2階は1階 その2 2013.03.15
それに関して興味深い事実がある。日本では、庶民は高い建物を建ててはいけないという決まりが、かなり古くにできていたのだ。このことは、ドイツ民俗学に詳しい坂井洲二先生が書かれた「ドイツ人の家屋」の中で知ったのだが、他にもいろいろと調べてみると、1650年頃に「身分に基づく3階建て禁止令」が取り決められ、武家屋敷以外の建物は、3階以上にしてはならないということになったらしい。
また少し調べてみたら、享保の改革においても、家作りは棟高を低くして建てるようにとのおふれが出て、さらに1806年には、棟高が2丈4尺(約7.2m)に制限されたという。それらは倹約令の一つで、要は庶民の贅沢を禁止するための幕府の決まりであった。その後、江戸時代の後半になって、商人たちが力をつけて来ると、豪商の中には3階立てに近い店を建てることが許され初めて来たのかもしれないが、それ以外の庶民は、高い住居を建てることができなかったのだ。

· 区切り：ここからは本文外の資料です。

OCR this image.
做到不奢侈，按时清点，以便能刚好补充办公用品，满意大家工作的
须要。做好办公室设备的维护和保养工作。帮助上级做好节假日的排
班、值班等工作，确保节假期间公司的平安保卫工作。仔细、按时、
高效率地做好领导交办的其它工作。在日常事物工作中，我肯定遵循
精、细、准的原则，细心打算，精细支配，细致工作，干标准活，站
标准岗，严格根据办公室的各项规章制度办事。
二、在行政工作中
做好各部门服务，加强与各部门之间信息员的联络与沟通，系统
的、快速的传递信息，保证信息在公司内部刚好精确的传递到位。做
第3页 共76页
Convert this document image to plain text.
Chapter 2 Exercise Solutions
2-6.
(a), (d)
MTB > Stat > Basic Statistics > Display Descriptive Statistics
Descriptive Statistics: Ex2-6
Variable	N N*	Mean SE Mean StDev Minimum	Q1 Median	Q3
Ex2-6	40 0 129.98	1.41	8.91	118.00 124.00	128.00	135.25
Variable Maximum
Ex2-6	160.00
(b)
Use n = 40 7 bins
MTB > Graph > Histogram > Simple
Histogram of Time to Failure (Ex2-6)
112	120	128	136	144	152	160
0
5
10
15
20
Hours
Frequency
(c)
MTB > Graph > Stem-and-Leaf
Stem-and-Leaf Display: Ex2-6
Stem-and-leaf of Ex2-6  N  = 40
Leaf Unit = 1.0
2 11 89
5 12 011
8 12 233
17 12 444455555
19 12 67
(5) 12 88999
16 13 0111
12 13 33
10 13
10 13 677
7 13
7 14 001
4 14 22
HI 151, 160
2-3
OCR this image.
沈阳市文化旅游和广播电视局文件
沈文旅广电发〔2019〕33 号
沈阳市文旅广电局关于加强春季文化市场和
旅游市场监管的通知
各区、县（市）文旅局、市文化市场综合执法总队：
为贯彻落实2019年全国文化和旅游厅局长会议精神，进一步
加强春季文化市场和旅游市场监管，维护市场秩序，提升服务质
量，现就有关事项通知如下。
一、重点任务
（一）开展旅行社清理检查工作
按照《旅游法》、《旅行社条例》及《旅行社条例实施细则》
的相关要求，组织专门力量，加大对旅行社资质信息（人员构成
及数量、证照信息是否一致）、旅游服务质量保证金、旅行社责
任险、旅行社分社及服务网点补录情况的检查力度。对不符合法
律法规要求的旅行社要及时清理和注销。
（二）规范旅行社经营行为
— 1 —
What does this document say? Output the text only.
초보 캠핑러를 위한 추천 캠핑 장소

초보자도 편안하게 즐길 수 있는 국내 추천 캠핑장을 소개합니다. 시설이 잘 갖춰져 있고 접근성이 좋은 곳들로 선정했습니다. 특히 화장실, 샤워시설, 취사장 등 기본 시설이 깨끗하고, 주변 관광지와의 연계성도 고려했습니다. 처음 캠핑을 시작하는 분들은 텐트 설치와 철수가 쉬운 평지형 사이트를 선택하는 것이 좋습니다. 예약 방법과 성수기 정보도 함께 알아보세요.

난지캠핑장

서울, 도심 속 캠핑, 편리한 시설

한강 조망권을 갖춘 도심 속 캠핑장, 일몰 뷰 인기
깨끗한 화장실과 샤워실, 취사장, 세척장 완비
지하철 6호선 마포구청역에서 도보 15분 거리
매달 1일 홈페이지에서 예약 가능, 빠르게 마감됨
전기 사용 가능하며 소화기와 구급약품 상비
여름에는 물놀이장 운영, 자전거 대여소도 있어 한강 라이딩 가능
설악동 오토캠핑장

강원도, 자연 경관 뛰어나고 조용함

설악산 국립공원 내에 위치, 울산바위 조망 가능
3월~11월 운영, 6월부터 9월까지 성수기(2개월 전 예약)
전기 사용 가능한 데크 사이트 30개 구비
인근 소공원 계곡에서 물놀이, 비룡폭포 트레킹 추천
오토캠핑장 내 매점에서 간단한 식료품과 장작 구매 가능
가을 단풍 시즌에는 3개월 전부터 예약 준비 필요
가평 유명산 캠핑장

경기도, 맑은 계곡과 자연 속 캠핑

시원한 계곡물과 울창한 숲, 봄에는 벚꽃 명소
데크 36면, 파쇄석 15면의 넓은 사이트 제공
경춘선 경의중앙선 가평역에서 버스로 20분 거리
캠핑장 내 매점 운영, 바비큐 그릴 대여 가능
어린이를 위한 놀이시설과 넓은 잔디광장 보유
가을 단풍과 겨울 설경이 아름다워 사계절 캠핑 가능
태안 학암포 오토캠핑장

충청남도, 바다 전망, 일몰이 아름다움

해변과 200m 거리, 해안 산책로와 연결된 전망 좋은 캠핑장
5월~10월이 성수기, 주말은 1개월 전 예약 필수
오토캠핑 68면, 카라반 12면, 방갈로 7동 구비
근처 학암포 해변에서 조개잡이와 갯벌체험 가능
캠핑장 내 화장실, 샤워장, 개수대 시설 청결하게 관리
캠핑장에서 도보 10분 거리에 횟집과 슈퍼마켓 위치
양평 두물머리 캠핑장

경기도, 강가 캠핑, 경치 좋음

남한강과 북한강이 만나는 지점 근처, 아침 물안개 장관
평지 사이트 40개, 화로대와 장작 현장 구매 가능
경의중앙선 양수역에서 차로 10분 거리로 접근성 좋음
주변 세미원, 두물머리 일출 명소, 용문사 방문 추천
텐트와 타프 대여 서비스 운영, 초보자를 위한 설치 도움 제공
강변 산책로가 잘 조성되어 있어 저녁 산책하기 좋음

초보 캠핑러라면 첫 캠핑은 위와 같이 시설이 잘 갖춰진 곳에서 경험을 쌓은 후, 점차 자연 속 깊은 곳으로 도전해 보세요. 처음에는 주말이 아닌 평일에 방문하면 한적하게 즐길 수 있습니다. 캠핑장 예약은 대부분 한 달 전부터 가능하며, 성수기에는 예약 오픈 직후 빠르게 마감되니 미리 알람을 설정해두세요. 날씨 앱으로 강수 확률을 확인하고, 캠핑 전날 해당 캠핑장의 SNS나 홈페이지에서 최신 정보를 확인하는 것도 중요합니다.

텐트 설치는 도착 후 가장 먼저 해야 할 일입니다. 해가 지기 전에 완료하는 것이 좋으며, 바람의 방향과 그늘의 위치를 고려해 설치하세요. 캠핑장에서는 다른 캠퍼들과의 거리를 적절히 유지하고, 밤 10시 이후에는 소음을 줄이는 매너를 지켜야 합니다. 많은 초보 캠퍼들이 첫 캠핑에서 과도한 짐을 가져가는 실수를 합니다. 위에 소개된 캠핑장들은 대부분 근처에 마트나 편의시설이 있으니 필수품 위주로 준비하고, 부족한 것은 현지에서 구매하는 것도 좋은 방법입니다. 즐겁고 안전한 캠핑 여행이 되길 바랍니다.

その一方で、日本に高い建物を建てる技術がなかったわけでは決してないことは歴史が証明している。古くは五重の塔に始まり、寺社仏閣などは、高さはそれほどではないものの、木造による大型の建築であったし、ましてや各地に建立された城などは、土台の部分が高いとはいえ、遥か彼方まで見通すことのできる高層建築そのものであった。一昨年に視察し、いまも改修工事が行なわれている姫路城は、現存する一つの事例であろう。
それに対して、ドイツや欧州では、城壁の内側にしか済むことが許されていなかったため、人口が増えて来ると、住居を確保するためには、既存の住宅を上階に建て増しする以外に方法はなかった。だから、中世の時代に、すでに4層や5層にもなる集合住宅が建てられて来たのである。そして、おそらくだが、その1階には何がしかの店舗が入居していたと思われる。つまり一般の住居は2階から上階に配置されることになる。